Onlangs hebben de politieke partijen in ons land programmapunten laten narekenen door het Planbureau. In andere landen, zoals in Nederland, moeten zelfs volledige verkiezingsprogramma’s getoetst worden aan hun budgettaire haalbaarheid. In die context is het essentieel dat politieke partijen zich grondig en kritisch buigen over de scenario’s en berekeningen in de VITO-studie; anders zullen beleidsmakers in de toekomst rekenen op budgetten die dode letter blijven. Het vermijden van kosten die enkel voorkomen in een fictief scenario dat indruist tegen de spelregels die al 25 jaar het gebruik van ruimte zorgvuldig reguleren, kan niet voorgesteld worden als maatschappelijke baten. De VCB vindt het dan ook zorgwekkend dat uit haar rondvraag blijkt dat de meeste Vlaamse politieke partijen rekenen op de miljarden euro’s aan besparingen die de VITO-studie onterecht als realistisch voorspiegelt.
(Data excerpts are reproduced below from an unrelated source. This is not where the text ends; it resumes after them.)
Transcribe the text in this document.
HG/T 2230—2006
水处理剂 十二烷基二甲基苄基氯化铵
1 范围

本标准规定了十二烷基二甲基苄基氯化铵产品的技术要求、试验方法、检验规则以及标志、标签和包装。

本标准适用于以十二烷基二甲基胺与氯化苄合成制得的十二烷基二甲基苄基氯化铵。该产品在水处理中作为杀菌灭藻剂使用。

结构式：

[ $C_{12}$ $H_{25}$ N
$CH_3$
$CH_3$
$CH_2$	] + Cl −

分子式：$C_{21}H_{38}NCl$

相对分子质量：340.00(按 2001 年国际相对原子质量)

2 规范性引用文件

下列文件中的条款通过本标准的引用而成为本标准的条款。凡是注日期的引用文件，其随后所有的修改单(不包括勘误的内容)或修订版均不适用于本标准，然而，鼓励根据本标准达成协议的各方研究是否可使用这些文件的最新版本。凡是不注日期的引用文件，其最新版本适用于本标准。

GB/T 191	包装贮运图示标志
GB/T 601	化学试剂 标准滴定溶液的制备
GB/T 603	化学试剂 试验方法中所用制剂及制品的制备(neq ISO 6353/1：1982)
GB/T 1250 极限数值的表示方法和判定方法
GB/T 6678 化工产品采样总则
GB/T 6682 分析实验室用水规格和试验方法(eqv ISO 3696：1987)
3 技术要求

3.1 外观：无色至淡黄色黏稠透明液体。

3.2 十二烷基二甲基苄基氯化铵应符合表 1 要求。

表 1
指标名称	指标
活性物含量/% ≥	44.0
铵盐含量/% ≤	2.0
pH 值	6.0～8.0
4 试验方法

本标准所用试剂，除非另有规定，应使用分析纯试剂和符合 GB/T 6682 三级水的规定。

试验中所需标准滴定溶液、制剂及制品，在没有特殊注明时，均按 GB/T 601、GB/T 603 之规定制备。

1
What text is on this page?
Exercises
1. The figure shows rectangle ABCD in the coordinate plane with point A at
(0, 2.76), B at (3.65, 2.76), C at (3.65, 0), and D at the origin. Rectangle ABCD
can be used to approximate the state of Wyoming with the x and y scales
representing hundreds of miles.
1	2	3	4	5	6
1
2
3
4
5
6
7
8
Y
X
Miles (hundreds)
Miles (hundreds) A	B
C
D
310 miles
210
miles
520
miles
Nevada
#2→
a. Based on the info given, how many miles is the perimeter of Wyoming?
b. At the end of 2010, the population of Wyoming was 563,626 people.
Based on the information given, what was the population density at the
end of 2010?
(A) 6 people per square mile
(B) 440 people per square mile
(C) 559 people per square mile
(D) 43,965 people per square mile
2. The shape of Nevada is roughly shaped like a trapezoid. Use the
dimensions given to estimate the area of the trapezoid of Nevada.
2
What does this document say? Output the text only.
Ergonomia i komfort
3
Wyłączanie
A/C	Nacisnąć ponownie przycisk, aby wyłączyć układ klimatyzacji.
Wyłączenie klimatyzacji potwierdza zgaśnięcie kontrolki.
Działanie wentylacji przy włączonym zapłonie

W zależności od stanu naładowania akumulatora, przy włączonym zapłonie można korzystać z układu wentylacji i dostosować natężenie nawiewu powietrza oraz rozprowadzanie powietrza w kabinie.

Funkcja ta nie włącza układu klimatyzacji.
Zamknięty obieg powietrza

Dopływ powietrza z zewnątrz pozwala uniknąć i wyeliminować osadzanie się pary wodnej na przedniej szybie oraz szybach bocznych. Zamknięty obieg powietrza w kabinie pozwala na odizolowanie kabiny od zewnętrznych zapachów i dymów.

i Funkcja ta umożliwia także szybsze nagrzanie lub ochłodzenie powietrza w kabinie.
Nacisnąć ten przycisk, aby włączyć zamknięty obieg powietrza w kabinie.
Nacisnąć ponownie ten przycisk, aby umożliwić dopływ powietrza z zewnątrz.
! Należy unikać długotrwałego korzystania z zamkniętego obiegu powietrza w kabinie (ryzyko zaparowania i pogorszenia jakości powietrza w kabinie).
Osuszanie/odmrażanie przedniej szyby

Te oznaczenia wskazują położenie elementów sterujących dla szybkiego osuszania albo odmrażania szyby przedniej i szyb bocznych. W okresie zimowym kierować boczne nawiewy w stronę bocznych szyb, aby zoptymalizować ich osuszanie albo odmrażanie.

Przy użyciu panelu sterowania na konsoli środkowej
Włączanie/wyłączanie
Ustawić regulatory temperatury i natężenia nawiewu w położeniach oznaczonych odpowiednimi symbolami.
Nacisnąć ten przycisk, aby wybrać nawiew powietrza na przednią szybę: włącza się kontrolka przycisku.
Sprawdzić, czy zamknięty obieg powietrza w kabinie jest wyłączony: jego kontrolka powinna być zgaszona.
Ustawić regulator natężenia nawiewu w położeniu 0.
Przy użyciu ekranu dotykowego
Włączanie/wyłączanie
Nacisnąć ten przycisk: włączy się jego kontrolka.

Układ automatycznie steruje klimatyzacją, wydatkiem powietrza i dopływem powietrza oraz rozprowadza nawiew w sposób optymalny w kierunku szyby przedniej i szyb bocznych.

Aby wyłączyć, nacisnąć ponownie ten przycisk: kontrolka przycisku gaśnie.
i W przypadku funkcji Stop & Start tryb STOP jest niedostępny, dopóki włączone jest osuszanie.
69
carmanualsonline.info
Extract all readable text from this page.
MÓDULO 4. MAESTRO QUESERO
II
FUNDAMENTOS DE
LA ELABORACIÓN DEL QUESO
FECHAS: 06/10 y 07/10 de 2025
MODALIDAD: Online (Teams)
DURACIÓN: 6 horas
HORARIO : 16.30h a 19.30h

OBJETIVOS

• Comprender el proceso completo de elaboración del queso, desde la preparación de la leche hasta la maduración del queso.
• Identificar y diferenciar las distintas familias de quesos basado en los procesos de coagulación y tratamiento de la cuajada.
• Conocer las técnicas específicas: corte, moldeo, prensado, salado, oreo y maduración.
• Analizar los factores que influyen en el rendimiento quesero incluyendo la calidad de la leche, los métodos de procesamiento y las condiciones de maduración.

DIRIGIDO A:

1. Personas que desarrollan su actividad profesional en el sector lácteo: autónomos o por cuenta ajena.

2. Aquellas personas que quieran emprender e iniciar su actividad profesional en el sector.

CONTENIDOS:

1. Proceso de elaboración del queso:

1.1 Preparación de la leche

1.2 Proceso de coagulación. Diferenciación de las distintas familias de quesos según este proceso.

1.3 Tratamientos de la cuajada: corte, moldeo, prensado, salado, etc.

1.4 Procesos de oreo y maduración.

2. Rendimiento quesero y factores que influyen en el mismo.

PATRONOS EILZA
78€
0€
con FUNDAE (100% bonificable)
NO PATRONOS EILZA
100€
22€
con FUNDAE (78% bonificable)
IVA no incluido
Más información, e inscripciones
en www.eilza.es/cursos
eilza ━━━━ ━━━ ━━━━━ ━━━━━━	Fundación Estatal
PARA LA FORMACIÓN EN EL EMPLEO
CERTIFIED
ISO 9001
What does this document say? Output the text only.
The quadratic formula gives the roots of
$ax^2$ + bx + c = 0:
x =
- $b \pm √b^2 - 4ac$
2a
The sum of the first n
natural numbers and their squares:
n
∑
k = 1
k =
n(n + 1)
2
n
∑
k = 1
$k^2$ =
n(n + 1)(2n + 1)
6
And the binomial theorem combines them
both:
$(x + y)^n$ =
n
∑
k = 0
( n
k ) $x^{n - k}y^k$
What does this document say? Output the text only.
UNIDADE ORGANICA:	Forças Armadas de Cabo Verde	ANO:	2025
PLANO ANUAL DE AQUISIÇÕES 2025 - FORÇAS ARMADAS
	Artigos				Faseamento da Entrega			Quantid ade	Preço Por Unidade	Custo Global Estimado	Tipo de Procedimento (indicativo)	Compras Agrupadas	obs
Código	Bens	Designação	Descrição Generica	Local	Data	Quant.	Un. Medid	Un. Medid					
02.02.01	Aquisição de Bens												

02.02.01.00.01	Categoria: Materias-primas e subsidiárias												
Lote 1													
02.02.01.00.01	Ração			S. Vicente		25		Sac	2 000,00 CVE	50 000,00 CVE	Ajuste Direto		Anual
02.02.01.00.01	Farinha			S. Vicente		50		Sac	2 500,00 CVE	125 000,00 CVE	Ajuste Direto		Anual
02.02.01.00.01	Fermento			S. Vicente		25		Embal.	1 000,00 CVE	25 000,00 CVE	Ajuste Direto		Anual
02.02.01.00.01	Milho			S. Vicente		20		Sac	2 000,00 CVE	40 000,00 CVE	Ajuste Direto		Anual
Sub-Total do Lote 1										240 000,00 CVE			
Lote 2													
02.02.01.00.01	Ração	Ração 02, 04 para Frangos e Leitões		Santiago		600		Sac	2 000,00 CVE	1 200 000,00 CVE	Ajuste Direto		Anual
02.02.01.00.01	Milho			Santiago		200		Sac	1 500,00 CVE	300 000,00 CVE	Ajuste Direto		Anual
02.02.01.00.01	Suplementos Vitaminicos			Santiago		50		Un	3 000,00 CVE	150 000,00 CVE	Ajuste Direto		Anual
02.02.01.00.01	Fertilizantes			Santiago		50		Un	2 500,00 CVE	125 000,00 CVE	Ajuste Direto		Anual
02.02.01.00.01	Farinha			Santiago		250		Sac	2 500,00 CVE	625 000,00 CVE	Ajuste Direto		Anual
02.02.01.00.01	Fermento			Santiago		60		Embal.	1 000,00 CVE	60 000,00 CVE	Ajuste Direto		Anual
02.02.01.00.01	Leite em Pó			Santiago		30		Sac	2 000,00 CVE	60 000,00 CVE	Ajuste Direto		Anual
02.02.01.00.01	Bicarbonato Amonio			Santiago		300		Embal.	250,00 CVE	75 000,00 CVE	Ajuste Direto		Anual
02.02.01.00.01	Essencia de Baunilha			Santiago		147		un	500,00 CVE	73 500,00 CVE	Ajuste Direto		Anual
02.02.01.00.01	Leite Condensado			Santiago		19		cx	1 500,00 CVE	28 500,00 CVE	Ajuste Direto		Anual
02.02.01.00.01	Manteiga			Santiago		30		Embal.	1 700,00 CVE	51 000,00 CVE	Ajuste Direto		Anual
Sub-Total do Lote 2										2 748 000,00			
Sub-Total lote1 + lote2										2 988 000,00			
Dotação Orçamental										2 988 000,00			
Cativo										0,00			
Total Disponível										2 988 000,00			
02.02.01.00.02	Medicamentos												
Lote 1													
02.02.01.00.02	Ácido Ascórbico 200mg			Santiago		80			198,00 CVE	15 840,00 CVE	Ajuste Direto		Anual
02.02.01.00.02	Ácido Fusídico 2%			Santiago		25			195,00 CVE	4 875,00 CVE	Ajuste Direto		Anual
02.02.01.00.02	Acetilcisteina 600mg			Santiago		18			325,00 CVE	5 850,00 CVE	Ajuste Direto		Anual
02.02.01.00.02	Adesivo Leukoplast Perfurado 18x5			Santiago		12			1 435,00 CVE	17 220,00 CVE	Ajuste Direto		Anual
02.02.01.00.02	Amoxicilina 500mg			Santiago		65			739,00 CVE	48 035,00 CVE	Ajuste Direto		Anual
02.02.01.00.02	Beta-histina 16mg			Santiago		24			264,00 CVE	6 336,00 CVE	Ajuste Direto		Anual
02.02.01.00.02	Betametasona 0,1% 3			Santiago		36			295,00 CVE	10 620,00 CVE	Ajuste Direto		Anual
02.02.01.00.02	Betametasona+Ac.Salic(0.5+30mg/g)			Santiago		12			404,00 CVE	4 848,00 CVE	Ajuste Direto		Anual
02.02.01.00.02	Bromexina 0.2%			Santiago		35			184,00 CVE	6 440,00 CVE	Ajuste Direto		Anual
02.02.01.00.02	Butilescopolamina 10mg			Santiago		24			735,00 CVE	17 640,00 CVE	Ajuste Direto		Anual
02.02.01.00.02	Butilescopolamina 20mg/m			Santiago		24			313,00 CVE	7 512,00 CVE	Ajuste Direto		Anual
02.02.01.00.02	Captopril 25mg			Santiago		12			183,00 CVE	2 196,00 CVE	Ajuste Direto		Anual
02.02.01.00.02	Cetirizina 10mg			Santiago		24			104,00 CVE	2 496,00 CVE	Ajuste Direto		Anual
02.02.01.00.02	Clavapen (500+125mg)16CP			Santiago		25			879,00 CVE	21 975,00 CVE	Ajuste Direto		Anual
Zo gaat de studie uit van een scenario (‘growth as usual’) dat stelt dat het bijkomende ruimtebeslag van 6 ha/dag kan worden volgehouden tot en met 2050. Niet alleen daalt het bijkomende ruimtebeslag al geruime tijd en is die trend onomkeerbaar, maar Vlaanderen kent ook de ruimtebalans en het ligt niet op tafel om die te doorbreken en open ruimte op te geven, integendeel zelfs. De open ruimte in Vlaanderen ligt al een kwarteeuw vast en niemand wenst hieraan te raken.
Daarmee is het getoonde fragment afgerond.